DIE LINKE muss und darf sich in diesem Prozess nicht als Akteurin vorgezogener Koalitionsverhandlungen präsentieren, sondern muss im Anschluss an Thomas Falkners wichtigen Text den »Platz der radikalen Linken« einnehmen. Es geht nicht ums vorgezogene »Weichspülen« felsartiger programmatischer Sprachgebirge sondern um die dialogische Entwicklung radikaler und praktisch verfolgbarer Lösungsansätze für die großen Herausforderungen der Zeit, die sich nach unserer Überzeugung in einer konsistenten Erzählung um die Begriffe Sicherheit und Heimat gruppieren lassen.

»Eine progressive Agenda muss soziale Sicherheit und innere Sicherheit verbinden«, hat Bodo Ramelow in Reaktion auf Gabriels Vorstoß zu Protokoll gegeben. Sie muss darüber hinaus den rechten Hetzern das Wort Heimat entreißen. Die Tatsache, dass Millionen auf dieses Land als sicherer Fluchthafen schauen, sollte ausreichendes Indiz dafür sein, dass es sich lohnt nach dem zu suchen, was dieses Land für uns und andere lebenswert macht: Demokratie, soziale Sicherheit, Weltoffenheit, Einbettung in eine europäische Friedensordnung.
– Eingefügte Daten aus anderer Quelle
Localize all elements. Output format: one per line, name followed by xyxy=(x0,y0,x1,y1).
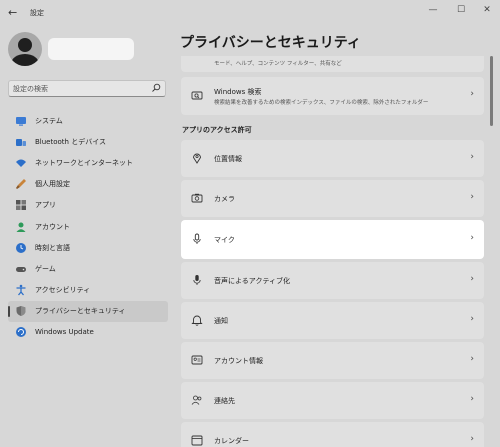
card-title: マイク xyxy=(214,236,235,244)
sidebar-item-personalization[interactable]: 個人用設定 xyxy=(8,174,168,195)
permission-contacts[interactable]: 連絡先 › xyxy=(181,382,484,419)
permission-account-info[interactable]: アカウント情報 › xyxy=(181,342,484,379)
chevron-right-icon: › xyxy=(470,89,474,99)
sidebar-item-bluetooth[interactable]: Bluetooth とデバイス xyxy=(8,131,168,152)
permission-location[interactable]: 位置情報 › xyxy=(181,140,484,177)
bell-icon xyxy=(191,314,203,326)
sidebar-item-label: Bluetooth とデバイス xyxy=(35,137,106,146)
chevron-right-icon: › xyxy=(470,434,474,444)
sidebar-item-label: アプリ xyxy=(35,201,56,210)
sidebar-item-label: ネットワークとインターネット xyxy=(35,158,133,167)
maximize-button[interactable]: ☐ xyxy=(450,3,472,17)
accessibility-icon xyxy=(15,284,27,296)
sidebar-item-accessibility[interactable]: アクセシビリティ xyxy=(8,280,168,301)
chevron-right-icon: › xyxy=(470,314,474,324)
permission-camera[interactable]: カメラ › xyxy=(181,180,484,217)
avatar-body xyxy=(11,54,39,66)
brush-icon xyxy=(15,178,27,190)
settings-window: ← 設定 — ☐ ✕ システム Bluetooth とデバイス xyxy=(0,0,500,447)
sidebar-item-label: システム xyxy=(35,116,63,125)
sidebar-item-time-language[interactable]: 時刻と言語 xyxy=(8,237,168,258)
app-title: 設定 xyxy=(30,9,44,17)
chevron-right-icon: › xyxy=(470,152,474,162)
permission-voice-activation[interactable]: 音声によるアクティブ化 › xyxy=(181,262,484,299)
apps-icon xyxy=(15,199,27,211)
avatar[interactable] xyxy=(8,32,42,66)
windows-search-card[interactable]: Windows 検索 検索結果を改善するための検索インデックス、ファイルの検索、… xyxy=(181,77,484,115)
card-title: 通知 xyxy=(214,317,228,325)
user-name-redacted xyxy=(48,38,134,60)
wifi-icon xyxy=(15,157,27,169)
permission-notifications[interactable]: 通知 › xyxy=(181,302,484,339)
card-title: アカウント情報 xyxy=(214,357,263,365)
bluetooth-icon xyxy=(15,136,27,148)
back-button[interactable]: ← xyxy=(8,6,22,20)
permission-calendar[interactable]: カレンダー › xyxy=(181,422,484,447)
sidebar-item-network[interactable]: ネットワークとインターネット xyxy=(8,152,168,173)
shield-icon xyxy=(15,305,27,317)
account-icon xyxy=(15,221,27,233)
search-input[interactable] xyxy=(13,82,143,95)
sidebar-item-apps[interactable]: アプリ xyxy=(8,195,168,216)
card-description: 検索結果を改善するための検索インデックス、ファイルの検索、除外されたフォルダー xyxy=(214,100,429,106)
close-button[interactable]: ✕ xyxy=(476,3,498,17)
calendar-icon xyxy=(191,434,203,446)
clock-globe-icon xyxy=(15,242,27,254)
card-description: モード、ヘルプ、コンテンツ フィルター、共有など xyxy=(214,61,342,67)
sidebar-item-label: アカウント xyxy=(35,222,70,231)
chevron-right-icon: › xyxy=(470,192,474,202)
microphone-icon xyxy=(191,233,203,245)
sidebar-item-windows-update[interactable]: Windows Update xyxy=(8,322,168,343)
windows-search-icon xyxy=(191,90,203,102)
windows-update-icon xyxy=(15,326,27,338)
chevron-right-icon: › xyxy=(470,354,474,364)
sidebar-item-gaming[interactable]: ゲーム xyxy=(8,258,168,279)
title-bar: ← 設定 — ☐ ✕ xyxy=(0,0,500,28)
search-box[interactable] xyxy=(8,80,166,97)
sidebar-item-label: 個人用設定 xyxy=(35,180,70,189)
sidebar-item-label: 時刻と言語 xyxy=(35,243,70,252)
contacts-icon xyxy=(191,394,203,406)
sidebar-item-label: プライバシーとセキュリティ xyxy=(35,307,126,316)
sidebar-item-label: ゲーム xyxy=(35,264,56,273)
page-title: プライバシーとセキュリティ xyxy=(180,35,361,51)
account-info-icon xyxy=(191,354,203,366)
sidebar-item-accounts[interactable]: アカウント xyxy=(8,216,168,237)
card-title: 連絡先 xyxy=(214,397,235,405)
gamepad-icon xyxy=(15,263,27,275)
minimize-button[interactable]: — xyxy=(422,3,444,17)
card-title: 音声によるアクティブ化 xyxy=(214,277,291,285)
scrollbar-thumb[interactable] xyxy=(490,56,493,126)
voice-activation-icon xyxy=(191,274,203,286)
sidebar-item-system[interactable]: システム xyxy=(8,110,168,131)
section-header-app-permissions: アプリのアクセス許可 xyxy=(182,126,252,134)
permission-microphone[interactable]: マイク › xyxy=(181,220,484,259)
camera-icon xyxy=(191,192,203,204)
card-title: Windows 検索 xyxy=(214,88,262,96)
card-title: 位置情報 xyxy=(214,155,242,163)
sidebar-item-label: Windows Update xyxy=(35,328,94,337)
avatar-head xyxy=(18,38,32,52)
sidebar-item-label: アクセシビリティ xyxy=(35,286,91,295)
sidebar-item-privacy-security[interactable]: プライバシーとセキュリティ xyxy=(8,300,168,322)
card-title: カレンダー xyxy=(214,437,249,445)
sidebar-nav: システム Bluetooth とデバイス ネットワークとインターネット 個人用設… xyxy=(8,110,168,343)
chevron-right-icon: › xyxy=(470,233,474,243)
location-icon xyxy=(191,152,203,164)
partial-settings-card[interactable]: モード、ヘルプ、コンテンツ フィルター、共有など xyxy=(181,56,484,72)
chevron-right-icon: › xyxy=(470,394,474,404)
card-title: カメラ xyxy=(214,195,235,203)
chevron-right-icon: › xyxy=(470,274,474,284)
system-icon xyxy=(15,115,27,127)
search-icon[interactable] xyxy=(151,83,161,93)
Mit Recht kann man auf die riesigen Defizite in all diesen Bereichen verweisen, aber mit ebenso viel Recht, auf die viele Arbeit, die auf eine Mitte-Links-Regierung wartet, um dieses Land zu einer Heimat zu machen für diejenigen, die jetzt hier leben, und diejenigen, die als Flüchtlinge oder Zuwanderer neu dazu kommen.

Benjamin-Immanuel Hoff ist Linken-Politiker, Chef der Thüringer Staatskanzlei und Landesminister für Kultur, Bundes- und Europaangelegenheiten. Alexander Fischer war Regierungssprecher in Thüringen und arbeitet derzeit in Berlin für die rot-rot-grüne Landesregierung des Freistaates.